Dr. Kim and colleagues in Korea grafted magnetic particle-labeled hNSCs into the brains of laboratory primates and evaluated their performance to assess their survival and differentiation over 24 months. Of particular interest was determining their ability to differentiate into neurons and to determine whether the cells caused tumors.

“We injected hNSCs into the frontal lobe and the putamen of the monkey brain because they are included in the middle cerebral artery (MCA) territory, which is the main target in the development of the ischemic lesion in animal stroke models,” commented Dr.
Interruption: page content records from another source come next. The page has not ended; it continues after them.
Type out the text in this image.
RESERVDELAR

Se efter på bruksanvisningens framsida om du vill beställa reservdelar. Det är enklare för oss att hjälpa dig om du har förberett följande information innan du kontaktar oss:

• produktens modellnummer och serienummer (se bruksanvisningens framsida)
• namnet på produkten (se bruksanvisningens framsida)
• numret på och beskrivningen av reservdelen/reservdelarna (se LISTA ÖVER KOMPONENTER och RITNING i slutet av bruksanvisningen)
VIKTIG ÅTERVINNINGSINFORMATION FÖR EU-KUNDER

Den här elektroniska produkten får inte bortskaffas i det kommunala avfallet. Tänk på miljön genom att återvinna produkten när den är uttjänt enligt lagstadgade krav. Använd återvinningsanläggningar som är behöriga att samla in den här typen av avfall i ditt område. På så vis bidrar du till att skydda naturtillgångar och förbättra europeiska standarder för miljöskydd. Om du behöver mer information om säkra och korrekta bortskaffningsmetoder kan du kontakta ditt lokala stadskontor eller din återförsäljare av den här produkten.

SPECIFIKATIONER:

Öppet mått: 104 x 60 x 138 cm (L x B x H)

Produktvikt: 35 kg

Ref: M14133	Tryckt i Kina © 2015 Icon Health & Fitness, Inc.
Kim. “Thus, research on survival and differentiation of hNSCs in the MCA territory should provide more meaningful information to cell transplantation in the MCA occlusion stroke model.”

Lee’s team said that they chose NSCs for transplantation because the existence of multipotent NSCs “has been known in developing rodents and in the human brain with the properties of indefinite growth and multipotent potential to differentiate” into the three major CNS cell types – neurons, astrocytes and oligodendrocytes.

“The results of this study serve as a proof-of-principle and provide evidence that hNSCs transplanted into the non-human primate brain in the absence of immunosuppressants can survive and differentiate into neurons,” wrote the researchers. “The study also serves as a preliminary study in our planned preclinical studies of hNSC transplantation in non-human primate stroke models.”

“The absence of tumors and differentiation of the transplanted cells into neurons in the absence of immunosuppression after transplantation into non-human primates provides hope that such a therapy could be applicable for use in humans.” said Dr. Cesar V. Borlongan, Prof. of Neurosurgery and Director of the Center of Excellence for Aging & Brain Repair at the University of South Florida. “This is an encouraging study towards the use of NSCs to treat neurodegenerative disorders”.